The leader of an association of air-quality enforcement agencies welcomed the proposal.

“This is exactly what states and localities have advocated for 30 years,” said S. William Becker, executive director of the National Association of Clean Air Agencies. “This will not be easy to achieve, whichever number the E.P.A. ultimately chooses, but it’s a decision that will ensure that public health is protected with an adequate margin of safety.”

Mr. Becker also said that the projected costs of compliance were likely to be lower than the agency’s estimate. “And the benefits will likely trump the costs many times over,” he said.

The American Petroleum Institute, the oil companies’ chief lobby, criticized the proposal as costly and likely to be ineffective. The group said there was no new scientific basis for changing the standard set at the end of the Bush administration.

“To do so is an obvious politicization of the air-quality standard-setting process that could mean unnecessary energy cost increases, job losses and less domestic oil and natural gas development and energy security,” the group said in a statement issued minutes after the agency’s announcement.

The trade association for electric utilities, the Edison Electric Institute, reacted warily.

“We probably won’t know for a couple of years just what utilities and other emissions sources will be required to do in response to a tighter ozone standard,” said John Kinsman, the institute’s senior director for the environment. “States will have to cast a very wide net when targeting sources for emissions cuts, in part because utilities already have made substantial reductions in ozone-related emissions.”

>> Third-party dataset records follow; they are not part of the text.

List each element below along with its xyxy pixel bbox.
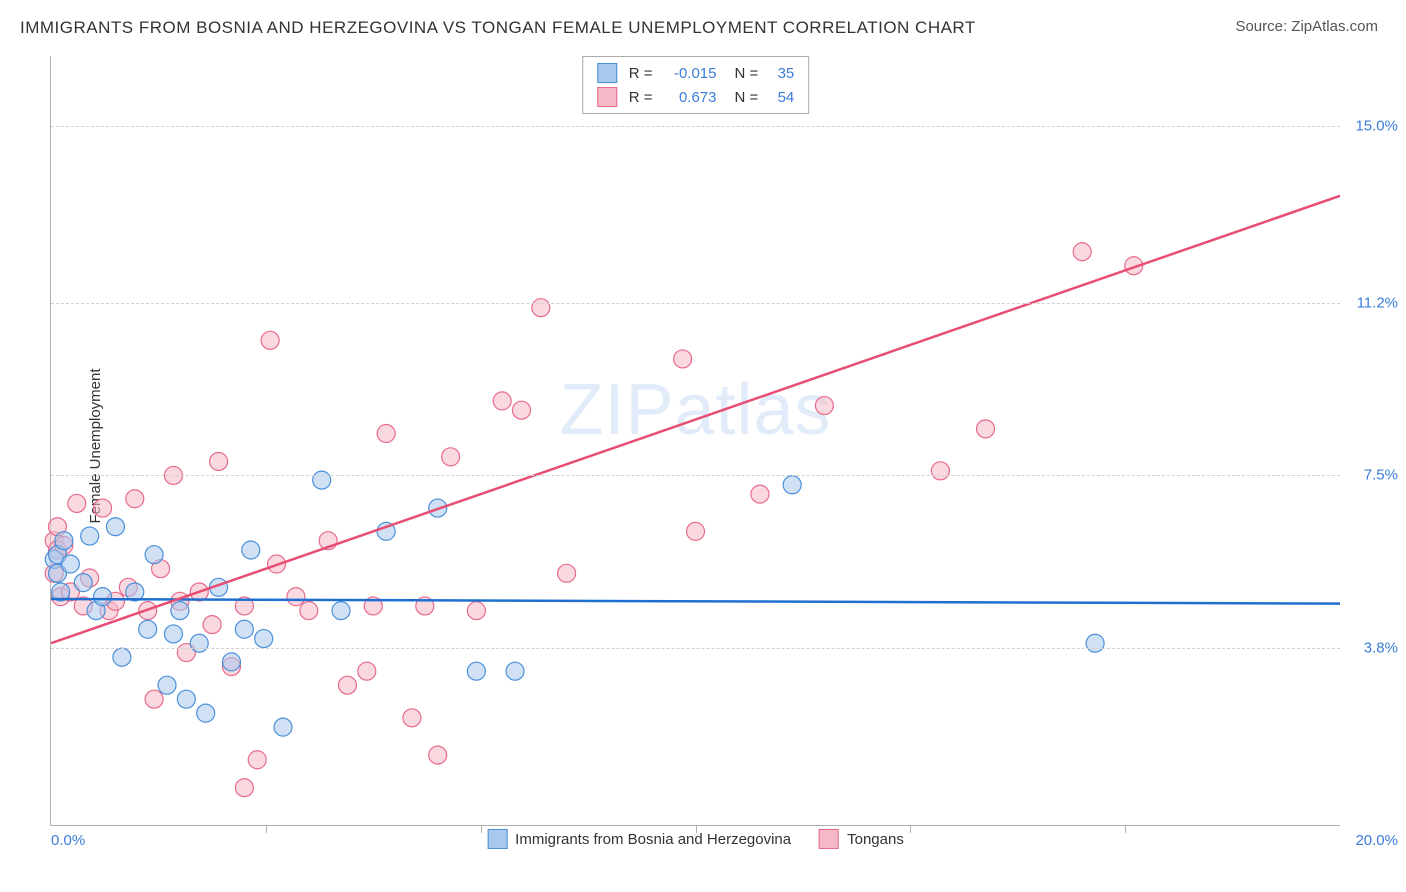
scatter-point-tongans — [429, 746, 447, 764]
scatter-point-tongans — [403, 709, 421, 727]
scatter-point-tongans — [358, 662, 376, 680]
y-axis-tick-label: 15.0% — [1355, 117, 1398, 134]
gridline — [51, 126, 1340, 127]
scatter-point-tongans — [235, 779, 253, 797]
x-axis-tick — [910, 825, 911, 833]
scatter-point-bosnia — [177, 690, 195, 708]
regression-line-tongans — [51, 196, 1340, 643]
scatter-point-bosnia — [74, 574, 92, 592]
source-label: Source: ZipAtlas.com — [1235, 18, 1378, 35]
scatter-point-tongans — [145, 690, 163, 708]
scatter-point-tongans — [512, 401, 530, 419]
scatter-point-tongans — [467, 602, 485, 620]
scatter-point-bosnia — [242, 541, 260, 559]
scatter-point-bosnia — [145, 546, 163, 564]
scatter-point-tongans — [442, 448, 460, 466]
scatter-point-tongans — [300, 602, 318, 620]
scatter-point-tongans — [210, 452, 228, 470]
scatter-point-bosnia — [106, 518, 124, 536]
y-axis-tick-label: 3.8% — [1364, 639, 1398, 656]
scatter-point-tongans — [203, 616, 221, 634]
legend-bottom-label-1: Tongans — [847, 831, 904, 848]
scatter-point-tongans — [493, 392, 511, 410]
x-axis-tick — [481, 825, 482, 833]
scatter-point-bosnia — [255, 630, 273, 648]
scatter-point-tongans — [287, 588, 305, 606]
y-axis-tick-label: 11.2% — [1357, 295, 1398, 312]
scatter-point-tongans — [751, 485, 769, 503]
chart-container: IMMIGRANTS FROM BOSNIA AND HERZEGOVINA V… — [0, 0, 1406, 892]
scatter-point-tongans — [1073, 243, 1091, 261]
scatter-point-bosnia — [139, 620, 157, 638]
scatter-point-tongans — [977, 420, 995, 438]
scatter-point-bosnia — [113, 648, 131, 666]
scatter-point-bosnia — [467, 662, 485, 680]
scatter-point-tongans — [815, 397, 833, 415]
scatter-point-bosnia — [190, 634, 208, 652]
scatter-point-bosnia — [332, 602, 350, 620]
scatter-point-tongans — [338, 676, 356, 694]
legend-bottom-swatch-0 — [487, 829, 507, 849]
gridline — [51, 648, 1340, 649]
gridline — [51, 475, 1340, 476]
scatter-point-bosnia — [1086, 634, 1104, 652]
plot-svg — [51, 56, 1340, 825]
scatter-point-bosnia — [61, 555, 79, 573]
scatter-point-tongans — [931, 462, 949, 480]
scatter-point-bosnia — [506, 662, 524, 680]
x-axis-label-max: 20.0% — [1355, 832, 1398, 849]
scatter-point-tongans — [68, 494, 86, 512]
x-axis-tick — [1125, 825, 1126, 833]
scatter-point-bosnia — [313, 471, 331, 489]
scatter-point-tongans — [558, 564, 576, 582]
y-axis-tick-label: 7.5% — [1364, 467, 1398, 484]
scatter-point-bosnia — [274, 718, 292, 736]
legend-bottom-item-1: Tongans — [819, 829, 904, 849]
scatter-point-tongans — [94, 499, 112, 517]
scatter-point-bosnia — [158, 676, 176, 694]
scatter-point-tongans — [126, 490, 144, 508]
scatter-point-tongans — [532, 299, 550, 317]
scatter-point-bosnia — [171, 602, 189, 620]
plot-area: ZIPatlas R = -0.015 N = 35 R = 0.673 N =… — [50, 56, 1340, 826]
scatter-point-tongans — [687, 522, 705, 540]
scatter-point-bosnia — [235, 620, 253, 638]
x-axis-label-min: 0.0% — [51, 832, 85, 849]
x-axis-tick — [266, 825, 267, 833]
x-axis-tick — [696, 825, 697, 833]
scatter-point-tongans — [377, 425, 395, 443]
scatter-point-bosnia — [197, 704, 215, 722]
scatter-point-bosnia — [222, 653, 240, 671]
legend-bottom-swatch-1 — [819, 829, 839, 849]
chart-title: IMMIGRANTS FROM BOSNIA AND HERZEGOVINA V… — [20, 18, 976, 38]
gridline — [51, 303, 1340, 304]
scatter-point-bosnia — [81, 527, 99, 545]
scatter-point-bosnia — [94, 588, 112, 606]
scatter-point-tongans — [248, 751, 266, 769]
scatter-point-tongans — [674, 350, 692, 368]
scatter-point-bosnia — [164, 625, 182, 643]
scatter-point-bosnia — [783, 476, 801, 494]
scatter-point-tongans — [261, 331, 279, 349]
scatter-point-bosnia — [55, 532, 73, 550]
legend-bottom-label-0: Immigrants from Bosnia and Herzegovina — [515, 831, 791, 848]
legend-bottom-item-0: Immigrants from Bosnia and Herzegovina — [487, 829, 791, 849]
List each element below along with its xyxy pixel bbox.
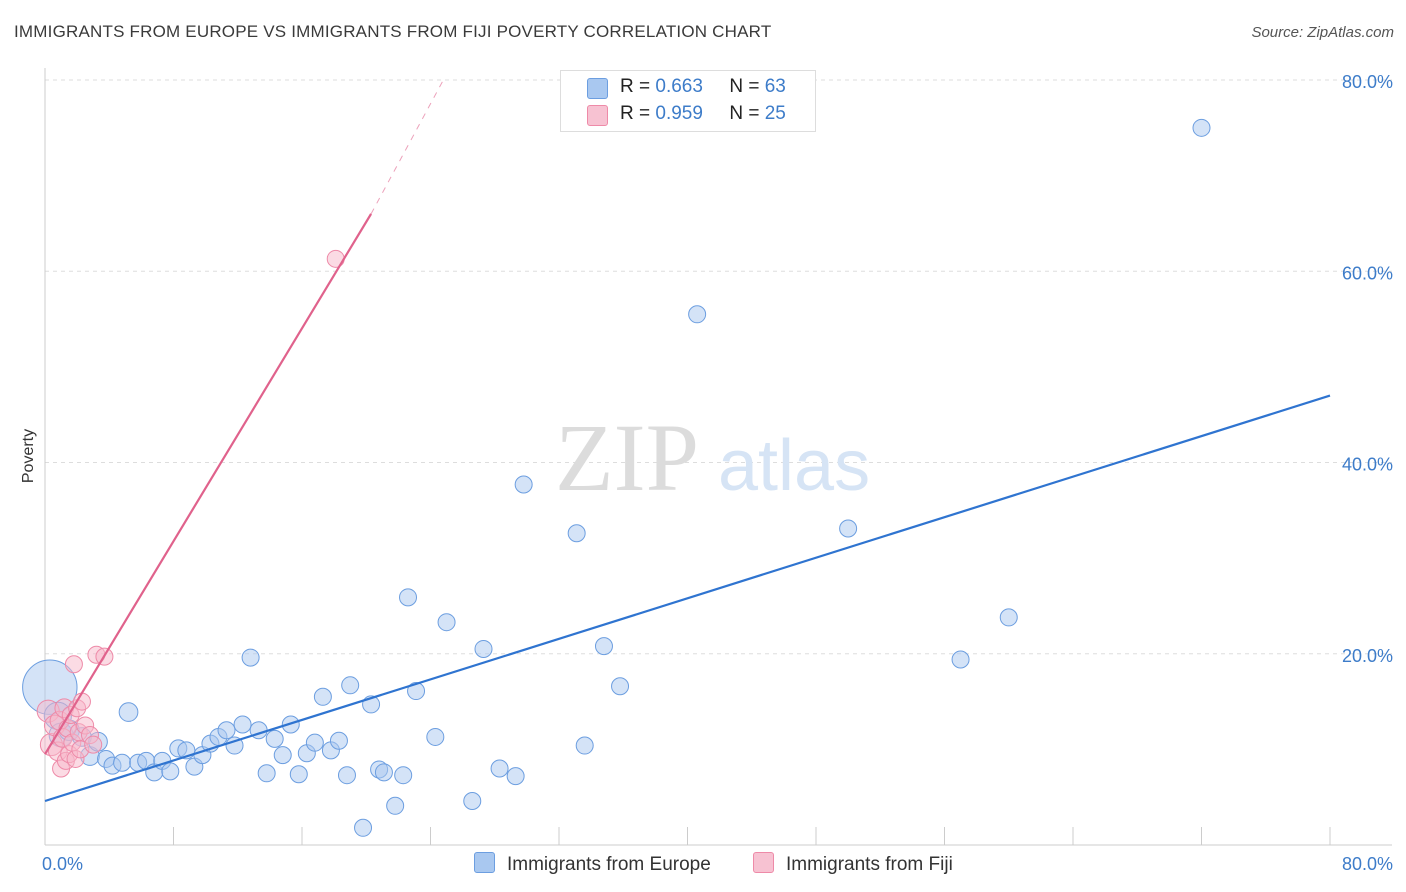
watermark-zip: ZIP — [555, 404, 699, 511]
trend-line-fiji-extension — [370, 79, 444, 215]
europe-point-54 — [567, 524, 586, 543]
fiji-point-24 — [326, 249, 345, 268]
y-tick-label-40: 40.0% — [1342, 455, 1393, 475]
legend-fiji-n-label: N = — [729, 103, 765, 124]
watermark: ZIP atlas — [555, 404, 870, 511]
europe-point-56 — [594, 637, 613, 656]
x-tick-label-min: 0.0% — [42, 854, 83, 874]
legend-europe-n-value: 63 — [764, 76, 786, 97]
europe-point-22 — [217, 721, 236, 740]
y-tick-label-60: 60.0% — [1342, 263, 1393, 283]
europe-point-43 — [386, 796, 405, 815]
trend-line-europe — [44, 394, 1331, 803]
tick-labels: 20.0% 40.0% 60.0% 80.0% 0.0% 80.0% — [42, 72, 1393, 874]
source-label: Source: ZipAtlas.com — [1251, 24, 1394, 41]
trend-lines — [44, 79, 1331, 803]
europe-point-60 — [951, 650, 970, 669]
legend-swatch-fiji — [587, 105, 608, 126]
legend-europe-n-label: N = — [729, 76, 765, 97]
europe-point-42 — [374, 763, 393, 782]
europe-point-57 — [611, 677, 630, 696]
europe-point-46 — [407, 682, 426, 701]
legend-europe-r-label: R = — [620, 76, 656, 97]
grid-lines — [45, 79, 1392, 655]
europe-point-52 — [506, 767, 525, 786]
bottom-legend-fiji: Immigrants from Fiji — [753, 852, 953, 876]
europe-point-51 — [490, 759, 509, 778]
europe-point-49 — [463, 792, 482, 811]
europe-point-33 — [305, 733, 324, 752]
europe-point-55 — [575, 736, 594, 755]
europe-point-44 — [394, 766, 413, 785]
europe-point-27 — [257, 764, 276, 783]
bottom-legend-swatch-fiji — [753, 852, 774, 873]
bottom-legend-label-fiji: Immigrants from Fiji — [786, 854, 953, 875]
bottom-legend-label-europe: Immigrants from Europe — [507, 854, 711, 875]
europe-point-50 — [474, 639, 493, 658]
x-tick-label-max: 80.0% — [1342, 854, 1393, 874]
europe-point-59 — [839, 519, 858, 538]
europe-point-9 — [113, 753, 132, 772]
europe-point-38 — [341, 676, 360, 695]
europe-point-34 — [313, 687, 332, 706]
europe-point-15 — [161, 762, 180, 781]
europe-point-31 — [289, 765, 308, 784]
europe-point-53 — [514, 475, 533, 494]
europe-point-39 — [354, 818, 373, 837]
fiji-point-13 — [64, 655, 83, 674]
europe-point-61 — [999, 608, 1018, 627]
europe-point-58 — [688, 305, 707, 324]
europe-point-45 — [399, 588, 418, 607]
europe-point-62 — [1192, 118, 1211, 137]
europe-point-37 — [337, 766, 356, 785]
series-fiji-points — [36, 249, 345, 778]
legend-europe-r-value: 0.663 — [655, 76, 703, 97]
bottom-legend-swatch-europe — [474, 852, 495, 873]
europe-point-24 — [233, 715, 252, 734]
y-axis-label: Poverty — [20, 429, 37, 483]
bottom-legend-europe: Immigrants from Europe — [474, 852, 711, 876]
europe-point-29 — [273, 746, 292, 765]
europe-point-25 — [241, 648, 260, 667]
y-tick-label-20: 20.0% — [1342, 646, 1393, 666]
europe-point-28 — [265, 729, 284, 748]
legend-fiji-r-label: R = — [620, 103, 656, 124]
legend-fiji-n-value: 25 — [764, 103, 786, 124]
chart-title: IMMIGRANTS FROM EUROPE VS IMMIGRANTS FRO… — [14, 22, 772, 41]
y-tick-label-80: 80.0% — [1342, 72, 1393, 92]
europe-point-48 — [437, 613, 456, 632]
europe-point-23 — [225, 736, 244, 755]
europe-point-10 — [118, 702, 139, 722]
legend-swatch-europe — [587, 78, 608, 99]
europe-point-36 — [329, 731, 348, 750]
trend-line-fiji — [44, 213, 373, 755]
europe-point-47 — [426, 727, 445, 746]
fiji-point-21 — [84, 735, 103, 754]
watermark-atlas: atlas — [718, 426, 870, 506]
legend-fiji-r-value: 0.959 — [655, 103, 703, 124]
correlation-legend: R = 0.663 N = 63 R = 0.959 N = 25 — [560, 70, 816, 132]
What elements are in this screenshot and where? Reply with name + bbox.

The E.P.A. will take public comment on the proposal for 60 days and expects to issue a final rule in August with a single standard between 0.060 and 0.070 parts per million. By the end of 2013, states must submit plans showing how areas that do not attain the new standard will be brought into compliance. The new rules would be phased in between 2014 and 2031, with deadlines depending on how dirty the air is in a given region.

Frank O’Donnell of Clean Air Watch, an advocacy group, said that the ozone rule was the most significant environmental action the Obama administration was likely to take this year.

“This will ultimately mean cleaner air all across America,” Mr. O’Donnell said. “This is going to drive pollution control into the next decade and beyond.”